Perhaps I'm cold and callous, but my take on the passing of Pope John Paul II seems to be a little different than that of most.
Raised Catholic, having attended Catholic schools all through elementary, middle and high school and as a practicing Catholic, I'm well indoctrinated into the religion, although I'm certainly no theologian or expert on the intricacies of the papacy.
As the world mourned, I certainly shared in the grief, particularly since Pope John Paul II became pope shortly after I entered this world.
My grief, however, was short-lived.
When I learned of his death, two thoughts circled throughout my mind: One of the Bible verse about fighting the good fight and the other about the Rudyard Kipling poem "If."
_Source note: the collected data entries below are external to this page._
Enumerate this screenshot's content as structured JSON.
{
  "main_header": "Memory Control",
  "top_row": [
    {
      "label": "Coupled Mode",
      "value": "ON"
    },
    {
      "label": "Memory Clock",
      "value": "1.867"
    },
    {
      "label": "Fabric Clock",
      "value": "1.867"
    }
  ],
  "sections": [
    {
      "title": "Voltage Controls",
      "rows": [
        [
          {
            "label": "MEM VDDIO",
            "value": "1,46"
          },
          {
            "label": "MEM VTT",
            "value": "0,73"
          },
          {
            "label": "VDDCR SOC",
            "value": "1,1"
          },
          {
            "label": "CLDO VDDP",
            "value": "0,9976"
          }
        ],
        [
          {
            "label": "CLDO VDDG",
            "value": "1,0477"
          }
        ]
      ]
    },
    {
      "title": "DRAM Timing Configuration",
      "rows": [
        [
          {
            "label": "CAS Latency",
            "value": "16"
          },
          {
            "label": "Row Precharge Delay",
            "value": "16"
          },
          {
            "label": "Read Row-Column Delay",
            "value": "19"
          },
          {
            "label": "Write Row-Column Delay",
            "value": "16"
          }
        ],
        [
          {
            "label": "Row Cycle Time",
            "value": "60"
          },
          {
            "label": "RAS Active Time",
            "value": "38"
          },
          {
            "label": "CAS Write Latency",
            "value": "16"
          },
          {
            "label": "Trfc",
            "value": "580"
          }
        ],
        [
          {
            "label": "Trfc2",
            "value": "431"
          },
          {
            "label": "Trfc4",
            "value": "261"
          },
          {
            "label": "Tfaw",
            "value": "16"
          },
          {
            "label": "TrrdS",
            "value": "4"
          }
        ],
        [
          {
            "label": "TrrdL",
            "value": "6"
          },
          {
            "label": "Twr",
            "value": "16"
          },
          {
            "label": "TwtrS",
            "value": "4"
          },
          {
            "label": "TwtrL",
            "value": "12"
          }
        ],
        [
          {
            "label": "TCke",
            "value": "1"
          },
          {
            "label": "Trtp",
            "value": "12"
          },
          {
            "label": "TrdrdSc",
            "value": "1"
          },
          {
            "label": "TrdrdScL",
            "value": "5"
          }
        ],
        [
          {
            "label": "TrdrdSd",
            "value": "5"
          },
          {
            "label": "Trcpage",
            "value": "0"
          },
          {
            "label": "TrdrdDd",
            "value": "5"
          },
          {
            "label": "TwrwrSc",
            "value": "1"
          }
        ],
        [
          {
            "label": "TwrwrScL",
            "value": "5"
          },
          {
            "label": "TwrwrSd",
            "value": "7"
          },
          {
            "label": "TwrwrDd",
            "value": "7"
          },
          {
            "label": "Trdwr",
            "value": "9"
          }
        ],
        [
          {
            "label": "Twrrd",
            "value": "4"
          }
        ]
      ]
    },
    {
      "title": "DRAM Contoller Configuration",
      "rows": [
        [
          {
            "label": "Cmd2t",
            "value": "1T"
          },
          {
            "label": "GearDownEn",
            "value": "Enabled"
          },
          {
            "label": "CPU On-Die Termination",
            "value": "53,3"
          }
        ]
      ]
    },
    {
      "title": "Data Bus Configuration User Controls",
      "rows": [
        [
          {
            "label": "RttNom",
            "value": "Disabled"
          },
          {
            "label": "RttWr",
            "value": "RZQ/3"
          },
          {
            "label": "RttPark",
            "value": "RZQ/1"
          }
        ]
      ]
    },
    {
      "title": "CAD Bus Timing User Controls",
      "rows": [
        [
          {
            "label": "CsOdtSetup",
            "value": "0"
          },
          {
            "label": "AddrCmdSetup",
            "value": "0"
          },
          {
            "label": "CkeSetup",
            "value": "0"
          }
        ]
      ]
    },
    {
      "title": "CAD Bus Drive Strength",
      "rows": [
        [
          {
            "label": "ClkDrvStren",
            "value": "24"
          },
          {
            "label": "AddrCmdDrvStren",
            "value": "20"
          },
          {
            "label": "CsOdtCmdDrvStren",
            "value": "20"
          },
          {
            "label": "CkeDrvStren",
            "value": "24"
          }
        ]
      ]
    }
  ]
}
As the last lines of the poem read:
"If you can fill the unforgiving minute
With sixty seconds' worth of distance run,
Yours is the Earth and everything that's in it,
And which is more you'll be a Man, my son!"
Without a doubt, the pope fought the good fight, he finished the race and certainly did fill the unforgiving minute.
Even until the end, the pope, unwavering in his faith although his body did waver, remained true to his obligations as much as he physically could in his beleaguered state.
I've said on a number of occasions here in the newsroom, half joking and two-thirds serious, that I want an Irish funeral when I die.
Boisterous celebration, as opposed to somber and reserved reverence, should accompany fond farewells.
Leave the black clothing in the closet and prepare for a festive occasion on that day.
In similar fashion, I, as a human being, have a heavy spot in my heart for the pope and his passing, but at the same time as a Catholic I recognize his passing as simply that, a transition from this life to the next, rather than an end to life as a whole.
Amidst the mourning should be farewells, but also reflection on our lives and how our lives were impacted or should have been impacted by that of the pope.
For a man who spent his life in service, it would only be appropriate for the millions of Catholics and non-Catholics alike who are making a pilgrimage to the Vatican to spin his death forward, take something from his life and the experience of seeing his body.
Through the muddle of swirling suspicions of the pope's successor tossed out by talking heads, there are clear certainties.
Whether religious or not, I think we can all learn from the pope and accept the challenge of living up to his example of filling the "unforgiving minute with sixty seconds' worth of distance run."